Le nuove opere eseguite nell’abitato di Terranova di Pollino raccontano la storia della zampogna, nel luogo in cui ancora oggi si ritrovano botteghe e laboratori attivi nella produzione dell’antico strumento; a San Severino Lucano il percorso è dedicato   al culto della Madonna oggetto della devozione del popolo del Pollino; ad Episcopia, infine, sono illustrati il culto della Madonna del Piano e il rito della raccolta del grano.

Tutti i lavori – i cui soggetti, popolari ed estremamente realistici, consentono una facile lettura soprattutto da parte degli abitanti dei borghi – arricchiscono  il cuore del Pollino  e consentono una originale fruizione sia del patrimonio paesaggistico e architettonico che dei contenuti sui quali è stato elaborato l’elemento decorativo costituito dai cicli pittorici.

Le opere contribuiscono ad arricchire il territorio, già noto per le straordinarie risorse naturalistiche e una eccezionale biodiversità.

I dipinti consolidano, inoltre, l’impegno degli artisti che per più di trent’anni si sono avvicendati nella realizzazione dei lavori nei borghi lucani al seguito del maestro Luciano La Torre, promotore e direttore artistico dell’iniziativa, nonché autore di monumentali opere murali eseguite a partire dal 1988 (in totale oltre cento dipinti)  .

Il patrimonio pittorico murale che contraddistingue i comuni di Satriano di Lucania, Sant’Angelo le Fratte, Savoia di Lucania,  conta oggi oltre 450 opere a cui si aggiungono i lavori di scultura e ceramici.

La consistenza e l’originalità di questo patrimonio hanno fruttato alla Valle del Melandro  l’appellativo di “Valle più dipinta d’Italia” che ancora va arricchendosi di nuovi contributi e dipinti murali realizzati exnovo nell’ambito, intense campagne di progettazione, produzione, censimento e catalogazione volte alla tutela, alla valorizzazione e alla promozione della vocazione artistica e dell’identità della valle.

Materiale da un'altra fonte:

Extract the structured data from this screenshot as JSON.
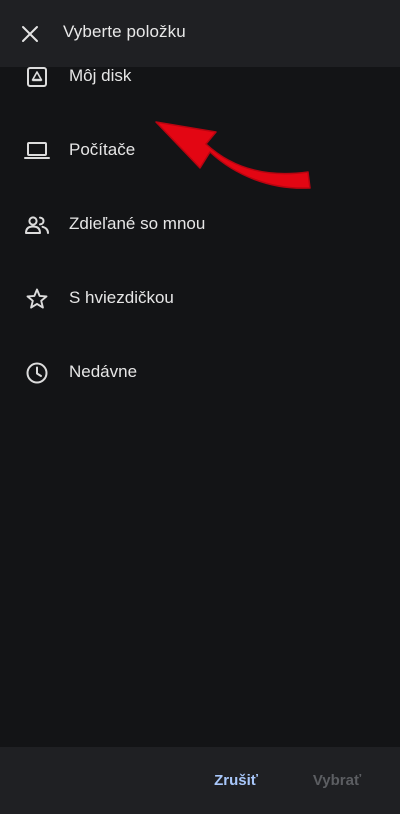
{
  "header": {
    "title": "Vyberte položku",
    "close_icon": "close-icon"
  },
  "list": {
    "items": [
      {
        "label": "Môj disk",
        "icon": "drive-icon"
      },
      {
        "label": "Počítače",
        "icon": "laptop-icon"
      },
      {
        "label": "Zdieľané so mnou",
        "icon": "people-icon"
      },
      {
        "label": "S hviezdičkou",
        "icon": "star-icon"
      },
      {
        "label": "Nedávne",
        "icon": "clock-icon"
      }
    ]
  },
  "footer": {
    "cancel_label": "Zrušiť",
    "select_label": "Vybrať"
  },
  "colors": {
    "background": "#131416",
    "bar": "#1f2023",
    "accent": "#a8c7fa",
    "disabled": "#5c5e62",
    "annotation_arrow": "#e30613"
  }
}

Il lavoro di approfondimento scientifico e di inventariazione è tuttora in corso (a cura della Dott.ssa Valentina Lanzilli, storico dell’arte e coordinatore dei servizi museali della Fondazione per le arti contemporanee Donnaregina – MADRE – di Napoli.

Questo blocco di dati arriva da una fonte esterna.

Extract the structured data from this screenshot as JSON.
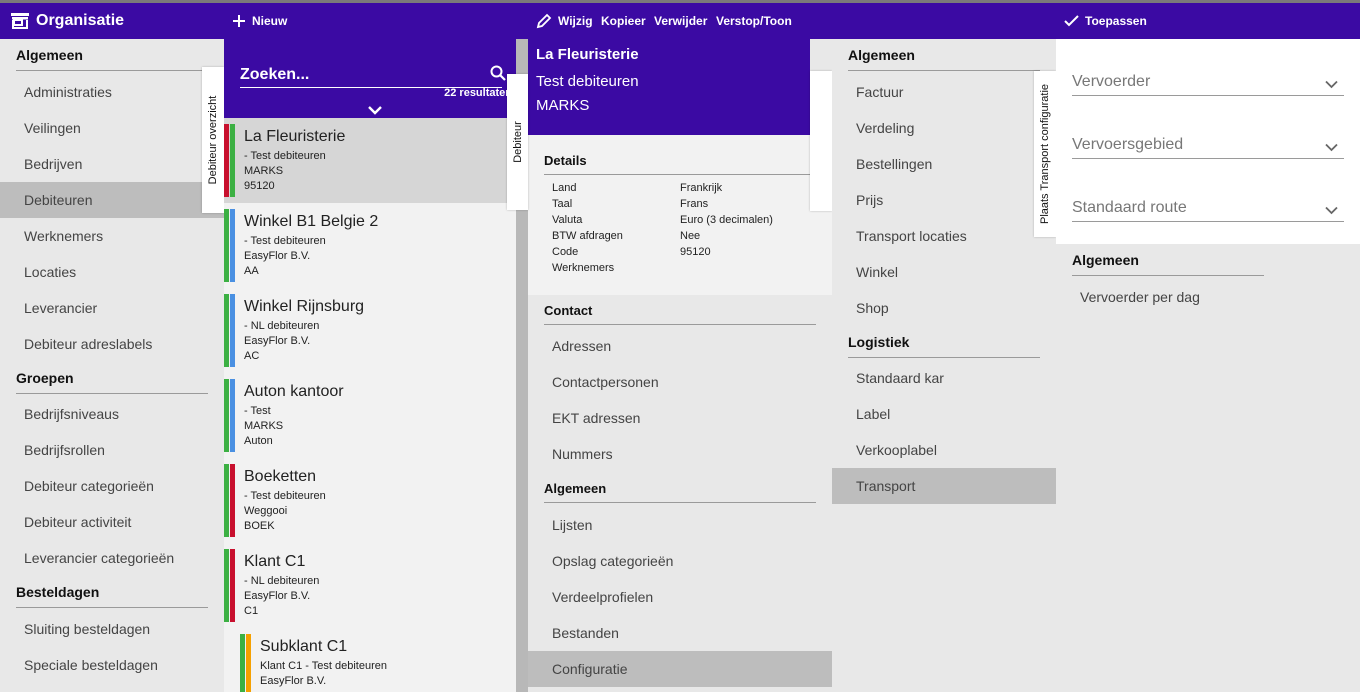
{
  "topbar": {
    "app_title": "Organisatie",
    "new_label": "Nieuw",
    "edit_label": "Wijzig",
    "copy_label": "Kopieer",
    "delete_label": "Verwijder",
    "hide_show_label": "Verstop/Toon",
    "apply_label": "Toepassen"
  },
  "organisatie_nav": {
    "sections": [
      {
        "title": "Algemeen",
        "items": [
          "Administraties",
          "Veilingen",
          "Bedrijven",
          "Debiteuren",
          "Werknemers",
          "Locaties",
          "Leverancier",
          "Debiteur adreslabels"
        ]
      },
      {
        "title": "Groepen",
        "items": [
          "Bedrijfsniveaus",
          "Bedrijfsrollen",
          "Debiteur categorieën",
          "Debiteur activiteit",
          "Leverancier categorieën"
        ]
      },
      {
        "title": "Besteldagen",
        "items": [
          "Sluiting besteldagen",
          "Speciale besteldagen"
        ]
      }
    ],
    "active_item": "Debiteuren",
    "side_tab": "Debiteur overzicht"
  },
  "debiteur_list": {
    "search_placeholder": "Zoeken...",
    "results_count": "22 resultaten",
    "items": [
      {
        "name": "La Fleuristerie",
        "line1": "- Test debiteuren",
        "line2": "MARKS",
        "line3": "95120",
        "colors": [
          "#c8102e",
          "#3cb043"
        ],
        "selected": true
      },
      {
        "name": "Winkel B1 Belgie 2",
        "line1": "- Test debiteuren",
        "line2": "EasyFlor B.V.",
        "line3": "AA",
        "colors": [
          "#3cb043",
          "#4a90e2"
        ]
      },
      {
        "name": "Winkel Rijnsburg",
        "line1": "- NL debiteuren",
        "line2": "EasyFlor B.V.",
        "line3": "AC",
        "colors": [
          "#3cb043",
          "#4a90e2"
        ]
      },
      {
        "name": "Auton kantoor",
        "line1": "- Test",
        "line2": "MARKS",
        "line3": "Auton",
        "colors": [
          "#3cb043",
          "#4a90e2"
        ]
      },
      {
        "name": "Boeketten",
        "line1": "- Test debiteuren",
        "line2": "Weggooi",
        "line3": "BOEK",
        "colors": [
          "#3cb043",
          "#c8102e"
        ]
      },
      {
        "name": "Klant C1",
        "line1": "- NL debiteuren",
        "line2": "EasyFlor B.V.",
        "line3": "C1",
        "colors": [
          "#3cb043",
          "#c8102e"
        ]
      },
      {
        "name": "Subklant C1",
        "line1": "Klant C1 - Test debiteuren",
        "line2": "EasyFlor B.V.",
        "line3": "",
        "colors": [
          "#3cb043",
          "#f5a000"
        ],
        "indent": true
      }
    ]
  },
  "debiteur_detail": {
    "title": "La Fleuristerie",
    "subtitle1": "Test debiteuren",
    "subtitle2": "MARKS",
    "side_tab": "Debiteur",
    "details_title": "Details",
    "details": [
      {
        "key": "Land",
        "value": "Frankrijk"
      },
      {
        "key": "Taal",
        "value": "Frans"
      },
      {
        "key": "Valuta",
        "value": "Euro (3 decimalen)"
      },
      {
        "key": "BTW afdragen",
        "value": "Nee"
      },
      {
        "key": "Code",
        "value": "95120"
      },
      {
        "key": "Werknemers",
        "value": ""
      }
    ],
    "sections": [
      {
        "title": "Contact",
        "items": [
          "Adressen",
          "Contactpersonen",
          "EKT adressen",
          "Nummers"
        ]
      },
      {
        "title": "Algemeen",
        "items": [
          "Lijsten",
          "Opslag categorieën",
          "Verdeelprofielen",
          "Bestanden",
          "Configuratie"
        ]
      }
    ],
    "active_item": "Configuratie"
  },
  "configuratie_nav": {
    "sections": [
      {
        "title": "Algemeen",
        "items": [
          "Factuur",
          "Verdeling",
          "Bestellingen",
          "Prijs",
          "Transport locaties",
          "Winkel",
          "Shop"
        ]
      },
      {
        "title": "Logistiek",
        "items": [
          "Standaard kar",
          "Label",
          "Verkooplabel",
          "Transport"
        ]
      }
    ],
    "active_item": "Transport",
    "side_tab": "Plaats Transport configuratie"
  },
  "transport_form": {
    "fields": [
      {
        "label": "Vervoerder"
      },
      {
        "label": "Vervoersgebied"
      },
      {
        "label": "Standaard route"
      }
    ],
    "section_title": "Algemeen",
    "items": [
      "Vervoerder per dag"
    ]
  },
  "colors": {
    "primary": "#3b0aa3",
    "active_row": "#bdbdbd"
  }
}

I dipinti murali lucani rappresentano un modello di unicità che ha saputo rivalutare risorse primarie per garantire vitalità a questi borghi attraverso una sistematica e vasta operazione di recupero ‘visivo’ della storia, delle tradizioni, della religiosità,   della cultura popolare.

“Tutto questo” – afferma il Presidente Luciano La Torre – “rafforza il nostro obiettivo di arricchire il patrimonio muralistico realizzato nella Valle del Melandro perché  valga anche quale attrattore turistico.

Ci prepariamo a progettare altri interventi  nei borghi mettendo in campo strategie sinergiche tra comuni. Le giornate dedicate ai  dipinti murali” – continua il Maestro – “rappresentano un appuntamento culturale di grande interesse in Lucania che ha avuto e deve continuare ad avere il giusto rilievo sull’agenda di governo.

In quest’anno in cui ricorre il trentunesimo anniversario dell’inizio del progetto dipinti murali nei borghi Lucani, ringrazio tutti gli artisti per aver contribuito con l’impegno offerto, tutti i sindaci che si sono avvicendati dal 1988 per aver creato attrattori di grande respiro culturale riconosciuti a livello nazionale e internazionale.

Un particolare ringraziamento al sindaco Vincenzo Golia di Terranova di Pollino, all’architetto Rosina Castellano, al Rup del progetto dipinti murali nel Pollino, Giuseppe Genovese, ai maestri della Zampogna Leonardo Riccardi e Pino Salamone ,al sindaco di San Severino Lucano  Dott. Franco Fiore, all’Architetto Franco Dattoli,  al sindaco di  Egidio Vecchioni Episcopiae al vicesindaco Dott.ssa  Floriana  Orofino , per averci sostenuti e per averci dato tutto il supporto logistico per la realizzazione delle opere.